Review of To The Rest Of The World Album by Trail

Review of Trail's debut album To The Rest Of The World

Trail To The Rest Of The World Album

Trail's story to date is a mix of old industry fairy dust and spanking new business model. The London five piece raised o20,000 online using the pseudo talent spotting/wannabee industry mogul website sliceofthepie.com, but were then spotted by American producer Matt Wallace (Faith No More, Maroon 5), decamping to LA to record To The Rest of The World with him.

That Wallace heard something he liked is in many ways hardly a surprise; despite their British roots, Trail's sound is very much that of US college radio; a rush of arpeggiated guitars, yearning, doe eyed vocals and echoes of The Doors, Big Star and 60's garage. It surely won't have gone unnoticed by either band or producer that despite reaching its creative apex more than twenty years ago on R.E.M's towering Green , it's also still a popular formula, The Fray being the last million selling group to benefit.

There's also something to be said for refusing to adopt the sound of British pop today. In a way, the lack of chattering synths and Toyah clich's is almost refreshing, making the orthodox of two years ago unorthodox by choice. Openers 'Prism' and 'Flare' both have a quiet sense of yearning, singer Charlie Atif's mid-atlantic drawl wrapped around the band's sense of pathos and Wallace keeping things light and understated. Anyone who questions Trail's ambition however needs only listen to the guitar histrionics that finish 'Back Home', the swathes of Edge-like reverb and tremelo revealing their desire for stadium rock ministry, whilst the more muscular 'All Down' bears more than a passing resemblance to Incubus.

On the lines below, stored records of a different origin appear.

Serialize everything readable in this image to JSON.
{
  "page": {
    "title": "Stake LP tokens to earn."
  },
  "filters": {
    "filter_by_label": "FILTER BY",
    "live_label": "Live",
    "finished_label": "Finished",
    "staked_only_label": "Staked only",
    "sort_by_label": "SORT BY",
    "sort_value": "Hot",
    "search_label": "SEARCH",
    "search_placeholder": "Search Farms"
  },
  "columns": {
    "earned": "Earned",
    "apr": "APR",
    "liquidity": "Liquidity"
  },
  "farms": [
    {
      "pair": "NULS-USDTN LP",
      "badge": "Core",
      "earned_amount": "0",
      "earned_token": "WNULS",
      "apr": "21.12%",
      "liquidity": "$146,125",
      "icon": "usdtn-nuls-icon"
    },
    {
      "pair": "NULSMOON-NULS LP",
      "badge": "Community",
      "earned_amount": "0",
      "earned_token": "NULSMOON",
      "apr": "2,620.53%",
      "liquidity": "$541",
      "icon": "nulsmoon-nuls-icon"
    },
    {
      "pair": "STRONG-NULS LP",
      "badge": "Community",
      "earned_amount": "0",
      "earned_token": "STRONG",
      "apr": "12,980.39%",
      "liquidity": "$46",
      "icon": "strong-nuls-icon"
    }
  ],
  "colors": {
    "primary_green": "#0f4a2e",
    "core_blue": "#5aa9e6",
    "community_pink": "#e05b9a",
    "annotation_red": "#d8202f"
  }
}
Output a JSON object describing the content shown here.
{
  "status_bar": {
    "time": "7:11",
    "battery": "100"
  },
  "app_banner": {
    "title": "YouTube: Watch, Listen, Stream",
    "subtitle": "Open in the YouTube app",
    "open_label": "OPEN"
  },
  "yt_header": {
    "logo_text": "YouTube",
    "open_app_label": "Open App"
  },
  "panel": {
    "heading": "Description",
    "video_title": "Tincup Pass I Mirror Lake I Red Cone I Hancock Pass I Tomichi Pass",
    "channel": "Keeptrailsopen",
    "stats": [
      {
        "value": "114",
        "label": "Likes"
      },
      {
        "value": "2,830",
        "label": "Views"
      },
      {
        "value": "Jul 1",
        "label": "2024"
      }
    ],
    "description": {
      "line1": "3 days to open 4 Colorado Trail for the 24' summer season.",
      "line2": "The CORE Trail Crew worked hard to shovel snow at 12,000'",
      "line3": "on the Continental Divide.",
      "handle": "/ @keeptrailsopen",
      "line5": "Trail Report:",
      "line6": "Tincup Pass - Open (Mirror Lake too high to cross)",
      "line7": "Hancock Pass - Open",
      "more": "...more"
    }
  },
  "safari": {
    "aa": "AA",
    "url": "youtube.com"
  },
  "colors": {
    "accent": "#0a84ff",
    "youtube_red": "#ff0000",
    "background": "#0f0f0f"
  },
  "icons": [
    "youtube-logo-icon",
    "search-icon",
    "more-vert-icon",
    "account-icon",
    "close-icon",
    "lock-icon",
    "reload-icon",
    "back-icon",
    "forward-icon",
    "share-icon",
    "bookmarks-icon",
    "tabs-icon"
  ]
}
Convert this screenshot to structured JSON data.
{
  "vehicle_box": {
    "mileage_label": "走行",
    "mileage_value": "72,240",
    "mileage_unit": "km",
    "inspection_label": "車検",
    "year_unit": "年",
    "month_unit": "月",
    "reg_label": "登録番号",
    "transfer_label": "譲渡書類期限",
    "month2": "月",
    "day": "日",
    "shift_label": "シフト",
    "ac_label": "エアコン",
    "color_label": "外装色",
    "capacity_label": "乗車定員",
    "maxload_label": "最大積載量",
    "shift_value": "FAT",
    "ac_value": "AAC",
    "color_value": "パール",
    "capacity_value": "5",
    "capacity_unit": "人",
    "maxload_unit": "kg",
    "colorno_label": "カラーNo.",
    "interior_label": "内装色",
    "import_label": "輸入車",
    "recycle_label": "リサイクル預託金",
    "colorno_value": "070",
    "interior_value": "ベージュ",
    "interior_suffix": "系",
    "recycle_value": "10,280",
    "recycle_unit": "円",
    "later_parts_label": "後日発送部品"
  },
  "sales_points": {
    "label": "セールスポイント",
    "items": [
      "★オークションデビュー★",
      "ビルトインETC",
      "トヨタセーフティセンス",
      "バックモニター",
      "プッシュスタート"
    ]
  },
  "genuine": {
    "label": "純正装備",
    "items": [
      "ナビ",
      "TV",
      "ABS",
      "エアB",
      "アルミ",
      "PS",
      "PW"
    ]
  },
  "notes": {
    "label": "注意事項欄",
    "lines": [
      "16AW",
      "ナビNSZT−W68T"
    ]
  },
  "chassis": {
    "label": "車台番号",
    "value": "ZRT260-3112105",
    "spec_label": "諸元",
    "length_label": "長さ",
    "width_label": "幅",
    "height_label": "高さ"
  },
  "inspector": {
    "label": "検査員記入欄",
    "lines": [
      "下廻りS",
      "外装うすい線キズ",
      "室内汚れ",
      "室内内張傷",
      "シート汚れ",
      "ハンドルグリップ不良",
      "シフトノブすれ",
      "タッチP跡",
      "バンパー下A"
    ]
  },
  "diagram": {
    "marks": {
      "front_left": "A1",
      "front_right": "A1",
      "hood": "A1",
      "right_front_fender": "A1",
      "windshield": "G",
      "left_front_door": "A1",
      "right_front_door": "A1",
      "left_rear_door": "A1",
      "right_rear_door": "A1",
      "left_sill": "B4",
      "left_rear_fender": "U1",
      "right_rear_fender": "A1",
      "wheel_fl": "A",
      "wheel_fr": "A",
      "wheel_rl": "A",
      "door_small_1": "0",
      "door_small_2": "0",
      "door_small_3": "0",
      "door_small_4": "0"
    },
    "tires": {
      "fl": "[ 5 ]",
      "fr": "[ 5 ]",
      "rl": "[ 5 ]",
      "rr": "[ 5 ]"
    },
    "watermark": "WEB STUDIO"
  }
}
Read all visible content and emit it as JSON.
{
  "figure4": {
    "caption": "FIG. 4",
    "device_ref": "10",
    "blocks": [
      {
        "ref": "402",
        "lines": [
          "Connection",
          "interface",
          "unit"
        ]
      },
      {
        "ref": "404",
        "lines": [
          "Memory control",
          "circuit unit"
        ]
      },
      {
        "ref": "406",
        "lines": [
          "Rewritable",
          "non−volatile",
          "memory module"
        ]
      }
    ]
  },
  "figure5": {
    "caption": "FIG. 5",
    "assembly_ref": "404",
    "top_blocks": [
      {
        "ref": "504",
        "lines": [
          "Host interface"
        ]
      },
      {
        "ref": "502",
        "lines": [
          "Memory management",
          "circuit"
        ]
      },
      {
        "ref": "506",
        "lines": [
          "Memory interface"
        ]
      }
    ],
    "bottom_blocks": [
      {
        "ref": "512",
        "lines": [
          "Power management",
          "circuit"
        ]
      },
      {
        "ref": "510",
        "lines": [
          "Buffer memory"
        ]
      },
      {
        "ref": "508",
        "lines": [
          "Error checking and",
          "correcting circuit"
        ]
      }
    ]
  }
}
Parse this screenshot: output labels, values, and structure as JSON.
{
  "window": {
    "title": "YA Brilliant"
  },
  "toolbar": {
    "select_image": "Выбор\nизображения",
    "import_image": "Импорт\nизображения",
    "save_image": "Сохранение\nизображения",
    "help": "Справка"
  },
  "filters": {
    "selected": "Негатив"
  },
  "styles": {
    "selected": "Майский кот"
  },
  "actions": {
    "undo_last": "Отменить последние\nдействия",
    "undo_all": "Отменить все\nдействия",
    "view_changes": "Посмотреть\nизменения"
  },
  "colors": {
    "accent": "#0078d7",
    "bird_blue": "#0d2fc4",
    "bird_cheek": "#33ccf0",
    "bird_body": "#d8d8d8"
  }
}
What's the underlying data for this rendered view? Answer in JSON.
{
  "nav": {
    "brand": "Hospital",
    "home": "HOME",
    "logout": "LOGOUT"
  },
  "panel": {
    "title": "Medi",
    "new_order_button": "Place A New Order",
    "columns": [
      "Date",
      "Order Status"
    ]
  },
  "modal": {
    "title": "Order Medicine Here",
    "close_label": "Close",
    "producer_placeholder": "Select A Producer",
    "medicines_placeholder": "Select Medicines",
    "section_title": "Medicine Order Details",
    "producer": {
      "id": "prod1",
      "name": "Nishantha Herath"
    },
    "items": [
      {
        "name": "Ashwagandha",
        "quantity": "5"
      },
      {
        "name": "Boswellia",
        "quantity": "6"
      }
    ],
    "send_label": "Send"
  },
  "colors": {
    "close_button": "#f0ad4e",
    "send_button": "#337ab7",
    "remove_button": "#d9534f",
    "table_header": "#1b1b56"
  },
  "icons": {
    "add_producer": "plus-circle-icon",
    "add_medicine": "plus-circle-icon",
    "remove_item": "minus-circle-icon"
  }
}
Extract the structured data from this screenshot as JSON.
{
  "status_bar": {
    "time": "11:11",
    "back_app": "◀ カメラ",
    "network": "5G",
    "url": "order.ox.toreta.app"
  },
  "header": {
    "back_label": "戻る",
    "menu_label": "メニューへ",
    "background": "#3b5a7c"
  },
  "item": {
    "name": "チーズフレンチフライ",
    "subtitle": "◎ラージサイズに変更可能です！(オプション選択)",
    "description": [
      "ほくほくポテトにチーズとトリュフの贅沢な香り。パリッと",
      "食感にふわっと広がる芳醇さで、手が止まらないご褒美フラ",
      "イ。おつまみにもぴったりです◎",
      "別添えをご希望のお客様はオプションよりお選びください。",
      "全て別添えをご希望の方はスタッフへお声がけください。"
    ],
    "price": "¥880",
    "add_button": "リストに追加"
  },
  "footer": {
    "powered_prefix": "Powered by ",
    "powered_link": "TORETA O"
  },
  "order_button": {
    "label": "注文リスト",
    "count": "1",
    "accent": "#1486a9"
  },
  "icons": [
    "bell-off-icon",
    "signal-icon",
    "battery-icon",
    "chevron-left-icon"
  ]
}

If To The Rest of The World has a fault - other than the bed-wetting alt.country slush of 'Worry Free' - it's that coming from a universe so well explored, it reveals little new; there's no 'Behind The Wall of Sleep' here, and certainly nothing that deserves to rub shoulders with 'It's The End of The World As We Know It' in the genre's hall of fame. Trail may have to follow the lead of the likes of Spacehog and Band of Skulls in becoming big over there before even thinking about the same status over here.